Regardless, maybe successful companies should just adopt the following enlightened policy: be nice to competitors on e-mail. After all, Microsoft was so darn pugnacious towards Netscape in some of its internal memoranda! Pretend the market is a touchy-feely place. Sanitize the weeping and gnashing of teeth that economist Joseph Schumpeter identified as crucial to a market's quintessential process of "creative destruction." And above all, be sensitive--you should be well within your rights if you do all that, correct?

The only legal guideline congealing from Jackson's royal hemorrhage is that benefitting consumers through constant innovation in a fluid market is wrong. And this blatantly contradicts the rationale of antitrust itself. So much so, in fact, that it becomes quite clear His Majesty's inquest is not about delineating general guidelines. It is about destroying the very idea of general guidelines.

That is what is at stake in this finding of fact.

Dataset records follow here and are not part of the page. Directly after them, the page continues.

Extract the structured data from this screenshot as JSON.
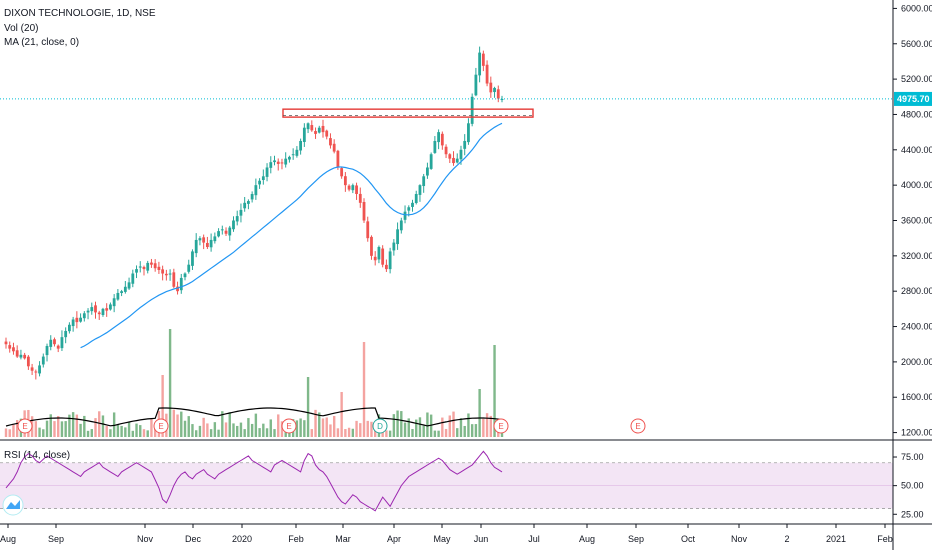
{
  "header": {
    "symbol_line": "DIXON TECHNOLOGIE, 1D, NSE",
    "volume_line": "Vol (20)",
    "ma_line": "MA (21, close, 0)",
    "rsi_line": "RSI (14, close)"
  },
  "colors": {
    "up": "#26a69a",
    "down": "#ef5350",
    "ma": "#2196f3",
    "rsi_line": "#9c27b0",
    "rsi_band": "#f3e5f5",
    "price_line": "#00bcd4",
    "price_tag": "#00bcd4",
    "resistance": "#e53935",
    "vol_up": "#7fb88a",
    "vol_down": "#f4a3a0",
    "vol_ma": "#000000"
  },
  "chart_data": [
    {
      "type": "candlestick",
      "title": "DIXON TECHNOLOGIE, 1D, NSE",
      "ylim": [
        1150,
        6050
      ],
      "y_ticks": [
        "6000.00",
        "5600.00",
        "5200.00",
        "4800.00",
        "4400.00",
        "4000.00",
        "3600.00",
        "3200.00",
        "2800.00",
        "2400.00",
        "2000.00",
        "1600.00",
        "1200.00"
      ],
      "x_ticks": [
        "Aug",
        "Sep",
        "Nov",
        "Dec",
        "2020",
        "Feb",
        "Mar",
        "Apr",
        "May",
        "Jun",
        "Jul",
        "Aug",
        "Sep",
        "Oct",
        "Nov",
        "2",
        "2021",
        "Feb"
      ],
      "last_price": 4975.7,
      "last_price_label": "4975.70",
      "resistance_zone": [
        4770,
        4860
      ],
      "dashed_level": 4790,
      "close_series": [
        2200,
        2150,
        2120,
        2060,
        2080,
        2040,
        1950,
        1900,
        1880,
        1960,
        2060,
        2180,
        2250,
        2200,
        2150,
        2280,
        2350,
        2420,
        2480,
        2450,
        2500,
        2550,
        2580,
        2620,
        2560,
        2540,
        2600,
        2580,
        2650,
        2720,
        2780,
        2800,
        2850,
        2900,
        3000,
        3050,
        3080,
        3050,
        3120,
        3100,
        3060,
        3040,
        3000,
        2980,
        3000,
        2850,
        2800,
        2950,
        3000,
        3100,
        3250,
        3380,
        3400,
        3350,
        3300,
        3380,
        3420,
        3480,
        3500,
        3450,
        3520,
        3600,
        3650,
        3720,
        3800,
        3820,
        3900,
        4000,
        4050,
        4100,
        4200,
        4260,
        4280,
        4240,
        4250,
        4300,
        4320,
        4350,
        4400,
        4500,
        4650,
        4700,
        4620,
        4580,
        4650,
        4600,
        4550,
        4450,
        4380,
        4200,
        4100,
        4000,
        3950,
        4000,
        3900,
        3800,
        3600,
        3400,
        3200,
        3150,
        3300,
        3100,
        3050,
        3250,
        3350,
        3500,
        3600,
        3700,
        3750,
        3800,
        3900,
        4000,
        4100,
        4200,
        4350,
        4500,
        4600,
        4450,
        4350,
        4300,
        4250,
        4300,
        4400,
        4500,
        4700,
        5000,
        5250,
        5500,
        5350,
        5150,
        5050,
        5100,
        4980,
        4975
      ],
      "ma_series": [
        null,
        null,
        null,
        null,
        null,
        null,
        null,
        null,
        null,
        null,
        null,
        null,
        null,
        null,
        null,
        null,
        null,
        null,
        null,
        null,
        2160,
        2180,
        2205,
        2235,
        2260,
        2280,
        2305,
        2330,
        2360,
        2390,
        2420,
        2450,
        2480,
        2510,
        2545,
        2580,
        2615,
        2645,
        2675,
        2705,
        2730,
        2755,
        2775,
        2795,
        2810,
        2825,
        2835,
        2850,
        2865,
        2885,
        2910,
        2940,
        2970,
        3000,
        3030,
        3060,
        3090,
        3120,
        3150,
        3180,
        3210,
        3240,
        3275,
        3310,
        3345,
        3380,
        3415,
        3450,
        3485,
        3520,
        3555,
        3590,
        3625,
        3660,
        3695,
        3730,
        3765,
        3800,
        3835,
        3875,
        3920,
        3965,
        4005,
        4045,
        4085,
        4120,
        4150,
        4175,
        4195,
        4205,
        4205,
        4200,
        4190,
        4180,
        4160,
        4135,
        4100,
        4060,
        4010,
        3955,
        3905,
        3850,
        3795,
        3750,
        3715,
        3690,
        3675,
        3665,
        3665,
        3670,
        3685,
        3710,
        3745,
        3790,
        3845,
        3905,
        3970,
        4030,
        4090,
        4140,
        4185,
        4225,
        4265,
        4305,
        4350,
        4400,
        4455,
        4515,
        4560,
        4595,
        4625,
        4655,
        4680,
        4700
      ]
    },
    {
      "type": "bar",
      "title": "Vol (20)",
      "event_markers": [
        "E",
        "E",
        "E",
        "D",
        "E",
        "E"
      ]
    },
    {
      "type": "line",
      "title": "RSI (14, close)",
      "ylim": [
        20,
        82
      ],
      "y_ticks": [
        "75.00",
        "50.00",
        "25.00"
      ],
      "band": [
        30,
        70
      ],
      "values": [
        48,
        52,
        56,
        62,
        70,
        75,
        78,
        76,
        72,
        70,
        73,
        76,
        74,
        72,
        70,
        68,
        66,
        64,
        62,
        60,
        58,
        62,
        64,
        66,
        68,
        70,
        66,
        64,
        62,
        60,
        58,
        62,
        64,
        66,
        68,
        70,
        68,
        66,
        64,
        62,
        55,
        48,
        38,
        35,
        42,
        50,
        56,
        60,
        62,
        58,
        56,
        60,
        62,
        64,
        60,
        58,
        56,
        60,
        62,
        64,
        66,
        68,
        70,
        72,
        74,
        76,
        72,
        70,
        68,
        66,
        64,
        62,
        68,
        70,
        72,
        70,
        68,
        66,
        64,
        62,
        72,
        78,
        76,
        68,
        64,
        62,
        58,
        52,
        46,
        40,
        36,
        34,
        38,
        42,
        40,
        36,
        34,
        32,
        30,
        28,
        34,
        40,
        36,
        32,
        38,
        44,
        50,
        54,
        58,
        60,
        62,
        64,
        66,
        68,
        70,
        72,
        74,
        72,
        68,
        64,
        62,
        60,
        62,
        64,
        66,
        68,
        72,
        76,
        80,
        76,
        70,
        66,
        64,
        62
      ]
    }
  ]
}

The particular repercussions of his His Majesty's anti-corporate-screed-masquerading-as-law notwithstanding, what is most profoundly disturbing is his implicit rejection of law as a framework within which free moral agents can make informed choices. Given his ruling, how can any company of the future know in advance when improving product A is "monopolistic?" Or when serving the consumer is "predatory?" It cannot. And the moral bankruptcy of such schemes is, therefore, akin to all ex post facto legislation. It is no different from any other attempt to punish someone today for an action performed legally yesterday.

Such a vision is nothing more than an atavistic embrace of law as the institutionalization of whim. It leads to a view of human activity repugnant to the one held out by our Constitution and abhorrent to any conception of dignity. In downgrading men and women to the playthings of dictatorial caprice, it denies us our free will. Ten years after the Berlin Wall collapsed, we might pause to consider whether a vision like that should stand.

Boleslaw Z. Kabala '03 is a first-year living in Matthews Hall.